Le jeudi 13 juin dernier, Guillaume Ouédraogo, la trentaine bien sonnée, a été sauvagement haché à plusieurs endroits par deux agresseurs, alors qu’il vaquait à ses travaux champêtres. Pendant qu’il recevait des soins au CHR de Ouahigouya, des leaders d’opinion étaient à pied d’œuvre pour calmer les tensions et ramener les deux familles à privilégier la voie du dialogue à celle des représailles. C’est dans le village de Roumtenga, dans la commune de Yako. Nous y avons fait un tour le mardi 18 juin 2013.
Pour une des rares fois, lorsqu’il est question du foncier, ce n’est pas le débat sur la propriété de la portion de terre qui est à l’origine du drame. C’est plutôt un cas d’exploitation non autorisé qui fut mal réglé. Les propriétaires terriens, à qui personne ne discute leur identité, ont délibérément choisi la loi du talion au détriment du dialogue social pour affirmer leur primauté. Pour Koudtiga Ouédraogo, oncle de la victime, cette terre appartient effectivement aux frères Koudougou et Koudbi qui la détiennent de leur père.
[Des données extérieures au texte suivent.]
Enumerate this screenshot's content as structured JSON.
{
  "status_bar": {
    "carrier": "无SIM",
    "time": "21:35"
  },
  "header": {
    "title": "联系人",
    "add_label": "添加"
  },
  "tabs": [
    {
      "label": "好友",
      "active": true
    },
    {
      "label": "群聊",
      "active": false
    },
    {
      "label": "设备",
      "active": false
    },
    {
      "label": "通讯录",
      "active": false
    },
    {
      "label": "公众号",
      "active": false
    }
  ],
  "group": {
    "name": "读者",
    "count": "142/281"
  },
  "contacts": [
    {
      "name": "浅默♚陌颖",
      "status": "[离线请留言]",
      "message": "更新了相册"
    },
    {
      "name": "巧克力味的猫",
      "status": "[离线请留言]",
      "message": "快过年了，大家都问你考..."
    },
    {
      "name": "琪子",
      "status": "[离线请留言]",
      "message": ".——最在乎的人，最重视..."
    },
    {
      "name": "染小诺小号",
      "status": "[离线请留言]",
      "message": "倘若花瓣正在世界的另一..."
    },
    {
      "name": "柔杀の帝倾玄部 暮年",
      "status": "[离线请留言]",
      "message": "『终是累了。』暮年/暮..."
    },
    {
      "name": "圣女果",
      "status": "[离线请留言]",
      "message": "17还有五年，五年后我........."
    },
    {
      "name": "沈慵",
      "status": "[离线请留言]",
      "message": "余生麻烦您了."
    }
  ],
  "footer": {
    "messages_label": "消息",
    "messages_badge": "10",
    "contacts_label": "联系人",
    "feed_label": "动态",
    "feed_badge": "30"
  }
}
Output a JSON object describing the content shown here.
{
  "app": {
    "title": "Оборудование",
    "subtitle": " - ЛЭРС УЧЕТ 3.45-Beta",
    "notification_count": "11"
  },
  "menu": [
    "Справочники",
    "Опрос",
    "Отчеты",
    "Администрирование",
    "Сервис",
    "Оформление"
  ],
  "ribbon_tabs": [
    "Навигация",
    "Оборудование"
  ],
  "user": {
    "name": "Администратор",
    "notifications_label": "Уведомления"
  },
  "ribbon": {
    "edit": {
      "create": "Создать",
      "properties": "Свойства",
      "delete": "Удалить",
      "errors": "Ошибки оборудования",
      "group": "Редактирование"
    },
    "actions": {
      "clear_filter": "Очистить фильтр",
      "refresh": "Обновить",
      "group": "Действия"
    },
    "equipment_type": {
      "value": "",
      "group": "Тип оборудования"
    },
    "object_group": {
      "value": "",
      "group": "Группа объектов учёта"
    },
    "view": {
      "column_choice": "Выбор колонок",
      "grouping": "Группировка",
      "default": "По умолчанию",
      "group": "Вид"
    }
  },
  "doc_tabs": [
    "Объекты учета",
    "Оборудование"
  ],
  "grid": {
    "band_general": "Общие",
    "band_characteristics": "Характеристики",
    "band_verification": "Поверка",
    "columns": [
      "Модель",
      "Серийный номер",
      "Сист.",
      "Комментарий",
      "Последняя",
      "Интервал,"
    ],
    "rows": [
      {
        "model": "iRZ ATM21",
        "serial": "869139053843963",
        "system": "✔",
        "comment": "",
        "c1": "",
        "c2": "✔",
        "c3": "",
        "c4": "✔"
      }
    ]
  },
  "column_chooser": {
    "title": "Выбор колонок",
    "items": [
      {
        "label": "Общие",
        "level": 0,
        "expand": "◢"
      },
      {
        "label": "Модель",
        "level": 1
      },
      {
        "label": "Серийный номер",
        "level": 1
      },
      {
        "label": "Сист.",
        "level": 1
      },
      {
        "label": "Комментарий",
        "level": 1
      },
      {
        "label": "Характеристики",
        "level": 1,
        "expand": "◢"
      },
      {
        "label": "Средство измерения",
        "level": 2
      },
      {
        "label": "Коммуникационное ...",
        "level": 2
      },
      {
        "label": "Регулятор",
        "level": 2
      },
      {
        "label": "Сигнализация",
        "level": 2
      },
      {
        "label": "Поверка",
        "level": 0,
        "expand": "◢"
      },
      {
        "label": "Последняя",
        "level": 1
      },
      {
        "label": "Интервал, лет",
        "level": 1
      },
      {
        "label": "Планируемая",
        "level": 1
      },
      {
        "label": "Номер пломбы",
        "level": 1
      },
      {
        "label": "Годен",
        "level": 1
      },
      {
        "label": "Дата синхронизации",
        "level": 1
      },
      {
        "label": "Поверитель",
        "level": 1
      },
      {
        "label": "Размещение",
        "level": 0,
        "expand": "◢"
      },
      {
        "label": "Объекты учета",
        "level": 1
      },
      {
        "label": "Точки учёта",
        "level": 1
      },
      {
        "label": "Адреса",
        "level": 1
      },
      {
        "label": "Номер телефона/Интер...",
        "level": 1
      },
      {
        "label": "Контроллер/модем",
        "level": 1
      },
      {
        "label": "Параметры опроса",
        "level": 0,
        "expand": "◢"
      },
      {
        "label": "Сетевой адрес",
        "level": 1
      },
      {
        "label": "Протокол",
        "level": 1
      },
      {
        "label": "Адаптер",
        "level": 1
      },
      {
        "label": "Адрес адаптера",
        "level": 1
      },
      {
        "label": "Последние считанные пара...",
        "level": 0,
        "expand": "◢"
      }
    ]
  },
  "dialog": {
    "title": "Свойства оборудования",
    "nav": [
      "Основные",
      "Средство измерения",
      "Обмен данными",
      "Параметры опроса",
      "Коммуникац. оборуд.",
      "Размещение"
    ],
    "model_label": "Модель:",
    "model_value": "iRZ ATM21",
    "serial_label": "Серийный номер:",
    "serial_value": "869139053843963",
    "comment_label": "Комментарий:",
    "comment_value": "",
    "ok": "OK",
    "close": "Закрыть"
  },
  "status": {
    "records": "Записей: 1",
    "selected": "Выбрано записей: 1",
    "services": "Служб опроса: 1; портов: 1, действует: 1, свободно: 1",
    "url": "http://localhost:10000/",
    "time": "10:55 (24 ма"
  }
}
Dans ses explications, il a confié avoir exploité longtemps la même parcelle avant que les frères ne la reprennent à la saison 2012. Malheureusement, précise t-il, Guillaume Ouédraogo, qui est un « malade mental », s’est retrouvé sur les lieux sans que lui-même ne s’en rende compte. En effet, l’activité de Guillaume serait le taillage des briques. Néanmoins, Koudtiga Ouédraogo a marqué son accord pour la médiation entreprise par le président du Comité villageois de développement (CVD) et le chef du village en ces termes. « Nous avons interdit toutes représailles aux jeunes. Nous sommes tous de la même famille. Nous ne répondrons pas à la bêtise humaine par une autre barbarie ». Même s’il déplore l’attitude effroyable de ses frères qui se sont acharnés sur un malade mental et de surcroît sourd-muet. Du coté des agresseurs, on semble reconnaître ce dérapage marqué par une conduite plus que regrettable, surtout que les protagonistes sont tous de la même famille. Koudougou Boukaré Ouédraogo, un des agresseurs, lâchera que « c’est un malheur déjà causé » et que son souhait le plus ardent réside dans ‘’la guérison des blessés. En effet, l’autre frère, Koudbi, a eu quelques blessures, même si elles sont nettement moins graves que celles de leur protagoniste. La prochaine étape, selon Koudougou Boukaré Ouédraogo, sera de rentrer en contact avec les frères de la victime afin que « pareille circonstance ne se reproduise plus ».
En fait de dialogue et de concertation, les choses n’ont pas été aussi simples. Le président du CVD, Guétanaba Samuel Ouédraogo, sous la houlette du chef du village, a entrepris de jouer au médiateur entre les protagonistes. Selon le président, les intéressés se sont engagés à privilégier la voie de la raison. Après avoir pris des mesures drastiques pour empêcher la famille des agresseurs de mettre pied sur ladite terre avant le retour du blessé, les parents de Guillaume se sont ravisés au nom des liens séculaires qui unissent les deux familles Ouédraogo. Du coté des agresseurs, on s’est engagé à éviter toute provocation jusqu’à ce que les patriarches s’asseyent autour de la même table. Pour y arriver, il a fallu l’ingéniosité et les démarches inlassables des médiateurs. Puis au président de privilégier le règlement à l’amiable. « Dès le retour du patient de Ouahigouya, nous ne pouvons certainement pas empêcher la justice de faire son travail, mais nous allons intercéder pour que l’entente entre les deux familles prenne le dessus afin de ne pas provoquer un précédent dans le temps », a-t-il avoué. D’ailleurs rappelle le président CVD, c’est « la première fois qu’un tel drame se produit à Roumtenga entre frères d’une même famille ». Heureusement, « la vie de la victime n’est plus en danger au CHR, même s’il risque une invalidité physique prolongée », rassure le président. Comme l’on pourrait le constater, ce sont les mécanismes traditionnels de règlement de crise qui ont été appliqués à Roumtenga pour ramener la paix sociale. Si le drame s’est déjà produit, on peut tout de même se féliciter que l’esprit de vengeance ait été dissipé grâce aux tractations menées par des leaders d’opinons dans nos contrées, en l’occurrence Roumtenga. Il est utopique de vivre en communauté sans couac, mais il est toujours souhaitable que de telles initiatives se créent à chaque fois que besoin est, en attendant que le droit soit dit.